Amyotrophic lateral sclerosis (ALS), often called Lou Gehrig´s disease, is a fatal progressive neurodegenerative disease characterised by motor neuron degeneration. Degeneration of motor neurons results in both motor and non-motor symptoms such as muscle weakness, spasticity, emotional lability, dementia, and difficulty breathing.

The incidence of ALS is 1-2 cases a year per 100,000 people, and there are over 200,000 people living with ALS worldwide. Most cases (approximately 90%) are sporadic, meaning that there is no clear explanation or genetic component that is responsible for the development of the disease. However, familial forms of ALS accounts for 10% of all ALS cases, where mutations in genes such as SOD1, C9ORF72 and TARDBP are inherited from a family member. ALS is more common in men than women.

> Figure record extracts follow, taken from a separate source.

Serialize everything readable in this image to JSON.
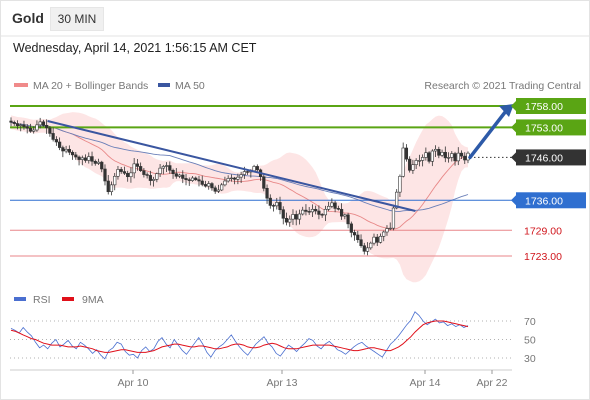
{
  "header": {
    "title": "Gold",
    "timeframe_button": "30 MIN",
    "datetime": "Wednesday, April 14, 2021 1:56:15 AM CET"
  },
  "colors": {
    "green_level": "#5aa514",
    "blue_level": "#2f6fd0",
    "red_level": "#e8868a",
    "current_price_tag": "#333333",
    "trend_line": "#3a56a0",
    "arrow": "#2d5aa8",
    "bollinger_fill": "#fde1e1",
    "ma20": "#e88888",
    "ma50": "#6a7fb8",
    "rsi_line": "#4a6fd0",
    "rsi_ma": "#e0101a",
    "up_candle": "#ffffff",
    "down_candle": "#333333"
  },
  "chart_data": [
    {
      "type": "candlestick",
      "legend": [
        {
          "name": "MA 20 + Bollinger Bands",
          "color": "#f08a8a"
        },
        {
          "name": "MA 50",
          "color": "#3a56a0"
        }
      ],
      "legend_position": "top-left",
      "attribution": "Research © 2021 Trading Central",
      "x_ticks": [
        "Apr 10",
        "Apr 13",
        "Apr 14",
        "Apr 22"
      ],
      "ylim": [
        1721,
        1761
      ],
      "current_price": {
        "label": "1746.00",
        "value": 1746
      },
      "levels": [
        {
          "label": "1758.00",
          "value": 1758,
          "kind": "resistance",
          "style": "tag-green"
        },
        {
          "label": "1753.00",
          "value": 1753,
          "kind": "resistance",
          "style": "tag-green"
        },
        {
          "label": "1736.00",
          "value": 1736,
          "kind": "pivot",
          "style": "tag-blue"
        },
        {
          "label": "1729.00",
          "value": 1729,
          "kind": "support",
          "style": "text-red"
        },
        {
          "label": "1723.00",
          "value": 1723,
          "kind": "support",
          "style": "text-red"
        }
      ],
      "trend_line": {
        "from": {
          "t": 0.08,
          "v": 1754.5
        },
        "to": {
          "t": 0.885,
          "v": 1733.5
        }
      },
      "projection_arrow": {
        "from_value": 1746,
        "to_value": 1758
      },
      "closes": [
        1754.2,
        1753.9,
        1753.4,
        1753.6,
        1753.2,
        1752.8,
        1752.1,
        1752.4,
        1753.6,
        1754.3,
        1753.5,
        1752.9,
        1751.6,
        1750.2,
        1749.6,
        1748.3,
        1747.5,
        1747.9,
        1747.2,
        1746.6,
        1746.1,
        1745.5,
        1745.9,
        1745.3,
        1746.2,
        1745.1,
        1744.6,
        1744.9,
        1743.3,
        1740.5,
        1738.0,
        1739.6,
        1741.6,
        1743.2,
        1742.7,
        1742.3,
        1741.5,
        1742.4,
        1744.5,
        1743.9,
        1742.9,
        1742.0,
        1741.8,
        1740.6,
        1740.9,
        1742.2,
        1743.5,
        1743.9,
        1744.1,
        1743.0,
        1742.2,
        1741.6,
        1741.9,
        1741.1,
        1740.8,
        1740.6,
        1741.2,
        1740.8,
        1740.5,
        1739.7,
        1739.3,
        1739.9,
        1738.9,
        1738.1,
        1738.4,
        1739.6,
        1740.5,
        1741.1,
        1741.2,
        1740.9,
        1741.4,
        1742.0,
        1742.7,
        1742.6,
        1742.9,
        1743.9,
        1743.1,
        1741.5,
        1738.8,
        1736.5,
        1734.8,
        1734.7,
        1735.5,
        1733.8,
        1731.8,
        1730.9,
        1731.6,
        1732.7,
        1731.6,
        1732.8,
        1733.7,
        1733.4,
        1733.3,
        1733.9,
        1733.5,
        1732.7,
        1732.6,
        1733.9,
        1734.6,
        1735.4,
        1734.1,
        1733.9,
        1732.3,
        1732.6,
        1730.5,
        1728.5,
        1727.9,
        1726.8,
        1725.4,
        1724.1,
        1724.9,
        1726.0,
        1727.4,
        1726.2,
        1727.6,
        1728.6,
        1729.4,
        1729.5,
        1734.2,
        1737.9,
        1741.6,
        1748.2,
        1745.6,
        1743.0,
        1744.3,
        1745.3,
        1745.3,
        1746.0,
        1747.1,
        1745.1,
        1747.5,
        1747.9,
        1746.5,
        1747.2,
        1745.9,
        1746.0,
        1746.9,
        1745.2,
        1747.0,
        1746.3,
        1745.4,
        1747.0
      ]
    },
    {
      "type": "line",
      "legend": [
        {
          "name": "RSI",
          "color": "#4a6fd0"
        },
        {
          "name": "9MA",
          "color": "#e0101a"
        }
      ],
      "ylim": [
        20,
        80
      ],
      "y_ticks": [
        70,
        50,
        30
      ],
      "series": [
        {
          "name": "RSI",
          "values": [
            62,
            60,
            57,
            63,
            58,
            54,
            47,
            41,
            44,
            40,
            46,
            50,
            42,
            45,
            49,
            43,
            40,
            47,
            44,
            40,
            35,
            39,
            33,
            29,
            38,
            41,
            47,
            45,
            37,
            33,
            34,
            30,
            38,
            42,
            37,
            40,
            48,
            52,
            45,
            41,
            50,
            44,
            38,
            34,
            40,
            46,
            52,
            45,
            36,
            31,
            38,
            42,
            45,
            50,
            55,
            48,
            42,
            37,
            33,
            39,
            45,
            49,
            53,
            46,
            42,
            35,
            32,
            38,
            44,
            41,
            37,
            42,
            46,
            51,
            49,
            43,
            40,
            45,
            48,
            44,
            39,
            37,
            34,
            38,
            42,
            45,
            47,
            43,
            40,
            37,
            34,
            31,
            38,
            45,
            49,
            54,
            60,
            66,
            71,
            80,
            76,
            70,
            66,
            69,
            72,
            68,
            69,
            65,
            67,
            64,
            66,
            63,
            65
          ]
        },
        {
          "name": "9MA",
          "values": [
            60,
            59,
            57,
            55,
            53,
            51,
            50,
            48,
            46,
            45,
            44,
            44,
            44,
            43,
            42,
            42,
            42,
            43,
            42,
            41,
            40,
            38,
            37,
            36,
            36,
            37,
            38,
            39,
            39,
            38,
            37,
            36,
            36,
            36,
            37,
            38,
            40,
            42,
            43,
            44,
            45,
            45,
            44,
            43,
            42,
            42,
            43,
            43,
            42,
            41,
            40,
            40,
            41,
            42,
            44,
            45,
            45,
            44,
            42,
            41,
            41,
            42,
            44,
            45,
            46,
            45,
            43,
            41,
            40,
            40,
            40,
            41,
            42,
            43,
            44,
            44,
            44,
            44,
            44,
            43,
            42,
            41,
            40,
            39,
            38,
            38,
            39,
            40,
            41,
            41,
            40,
            39,
            38,
            38,
            40,
            42,
            45,
            49,
            53,
            58,
            62,
            66,
            68,
            69,
            70,
            70,
            70,
            69,
            68,
            67,
            66,
            65,
            64
          ]
        }
      ]
    }
  ]
}
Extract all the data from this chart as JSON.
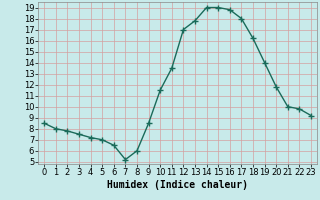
{
  "x": [
    0,
    1,
    2,
    3,
    4,
    5,
    6,
    7,
    8,
    9,
    10,
    11,
    12,
    13,
    14,
    15,
    16,
    17,
    18,
    19,
    20,
    21,
    22,
    23
  ],
  "y": [
    8.5,
    8.0,
    7.8,
    7.5,
    7.2,
    7.0,
    6.5,
    5.2,
    6.0,
    8.5,
    11.5,
    13.5,
    17.0,
    17.8,
    19.0,
    19.0,
    18.8,
    18.0,
    16.2,
    14.0,
    11.8,
    10.0,
    9.8,
    9.2
  ],
  "line_color": "#1a6b5a",
  "marker": "+",
  "marker_size": 4,
  "linewidth": 1.0,
  "background_color": "#c8eaea",
  "grid_color": "#d4a0a0",
  "xlabel": "Humidex (Indice chaleur)",
  "xlabel_fontsize": 7,
  "tick_fontsize": 6,
  "ylim": [
    4.8,
    19.5
  ],
  "xlim": [
    -0.5,
    23.5
  ],
  "yticks": [
    5,
    6,
    7,
    8,
    9,
    10,
    11,
    12,
    13,
    14,
    15,
    16,
    17,
    18,
    19
  ],
  "xticks": [
    0,
    1,
    2,
    3,
    4,
    5,
    6,
    7,
    8,
    9,
    10,
    11,
    12,
    13,
    14,
    15,
    16,
    17,
    18,
    19,
    20,
    21,
    22,
    23
  ]
}
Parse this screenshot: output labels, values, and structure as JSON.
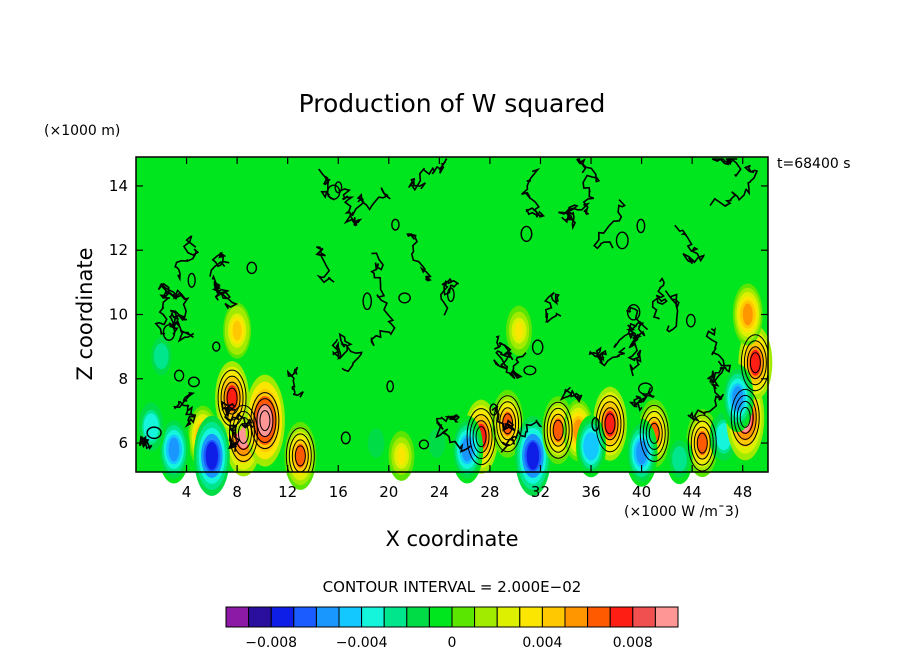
{
  "chart_data": {
    "type": "heatmap",
    "title": "Production of W squared",
    "xlabel": "X coordinate",
    "ylabel": "Z coordinate",
    "y_units": "(×1000 m)",
    "x_units": "(×1000 W /m¯3)",
    "time_label": "t=68400 s",
    "contour_interval_label": "CONTOUR INTERVAL = 2.000E−02",
    "xlim": [
      0,
      50
    ],
    "ylim": [
      5.1,
      14.9
    ],
    "x_ticks": [
      4,
      8,
      12,
      16,
      20,
      24,
      28,
      32,
      36,
      40,
      44,
      48
    ],
    "y_ticks": [
      6,
      8,
      10,
      12,
      14
    ],
    "x_tick_labels": [
      "4",
      "8",
      "12",
      "16",
      "20",
      "24",
      "28",
      "32",
      "36",
      "40",
      "44",
      "48"
    ],
    "y_tick_labels": [
      "6",
      "8",
      "10",
      "12",
      "14"
    ],
    "colorbar": {
      "min": -0.01,
      "max": 0.01,
      "levels": [
        -0.01,
        -0.009,
        -0.008,
        -0.007,
        -0.006,
        -0.005,
        -0.004,
        -0.003,
        -0.002,
        -0.001,
        0,
        0.001,
        0.002,
        0.003,
        0.004,
        0.005,
        0.006,
        0.007,
        0.008,
        0.009,
        0.01
      ],
      "colors": [
        "#8c1aa6",
        "#2a0f9e",
        "#0f1ee6",
        "#1a5cff",
        "#1a96ff",
        "#13c8ff",
        "#14f5dc",
        "#00e68c",
        "#00dc46",
        "#00e61e",
        "#5ae600",
        "#a0eb00",
        "#dcf000",
        "#fae600",
        "#ffc800",
        "#ff9600",
        "#ff5a00",
        "#ff1e14",
        "#f05050",
        "#ff9696"
      ],
      "tick_values": [
        -0.008,
        -0.004,
        0,
        0.004,
        0.008
      ],
      "tick_labels": [
        "−0.008",
        "−0.004",
        "0",
        "0.004",
        "0.008"
      ]
    },
    "background_value": 0.0,
    "hotspots": [
      {
        "x": 8.5,
        "z": 6.3,
        "value": 0.009
      },
      {
        "x": 10.2,
        "z": 6.7,
        "value": 0.01
      },
      {
        "x": 7.6,
        "z": 7.4,
        "value": 0.007
      },
      {
        "x": 5.3,
        "z": 6.2,
        "value": 0.005
      },
      {
        "x": 6.0,
        "z": 5.6,
        "value": -0.008
      },
      {
        "x": 3.0,
        "z": 5.8,
        "value": -0.006
      },
      {
        "x": 1.2,
        "z": 6.5,
        "value": -0.004
      },
      {
        "x": 2.0,
        "z": 8.7,
        "value": -0.003
      },
      {
        "x": 8.0,
        "z": 9.5,
        "value": 0.004
      },
      {
        "x": 13.0,
        "z": 5.6,
        "value": 0.006
      },
      {
        "x": 27.3,
        "z": 6.2,
        "value": 0.007
      },
      {
        "x": 29.4,
        "z": 6.6,
        "value": 0.006
      },
      {
        "x": 30.3,
        "z": 9.5,
        "value": 0.003
      },
      {
        "x": 26.2,
        "z": 5.8,
        "value": -0.006
      },
      {
        "x": 23.8,
        "z": 6.0,
        "value": -0.002
      },
      {
        "x": 31.4,
        "z": 5.6,
        "value": -0.008
      },
      {
        "x": 33.4,
        "z": 6.4,
        "value": 0.006
      },
      {
        "x": 35.0,
        "z": 6.4,
        "value": 0.005
      },
      {
        "x": 37.5,
        "z": 6.6,
        "value": 0.007
      },
      {
        "x": 36.0,
        "z": 5.9,
        "value": -0.005
      },
      {
        "x": 41.0,
        "z": 6.3,
        "value": 0.006
      },
      {
        "x": 40.0,
        "z": 5.7,
        "value": -0.006
      },
      {
        "x": 44.8,
        "z": 6.0,
        "value": 0.006
      },
      {
        "x": 46.5,
        "z": 6.2,
        "value": -0.004
      },
      {
        "x": 48.2,
        "z": 6.8,
        "value": 0.009
      },
      {
        "x": 49.0,
        "z": 8.5,
        "value": 0.007
      },
      {
        "x": 48.4,
        "z": 10.0,
        "value": 0.005
      },
      {
        "x": 47.6,
        "z": 7.4,
        "value": -0.006
      },
      {
        "x": 43.0,
        "z": 5.5,
        "value": -0.003
      },
      {
        "x": 19.0,
        "z": 6.0,
        "value": -0.002
      },
      {
        "x": 21.0,
        "z": 5.6,
        "value": 0.003
      }
    ]
  }
}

Currently, there are only three symptomatic treatments available in the United States, and only one in the EU. These do not offer substantially improved quality of life for ALS patients, but only prolongs their life by a few months. It is therefore imperative to develop new innovative treatments to enhance the life of these patients.

Here at 2N Pharma, we believe that mitochondrial dysfunction has a central role in the progression of ALS. ALS patients display lower fatty acid concentrations in blood, as well as decreased lipid derivates. This indicates that the metabolism has shifted from glucose to lipid metabolism. We are currently testing this hypothesis by using Mitometin to treat ALS-like symptoms in various animal models of ALS.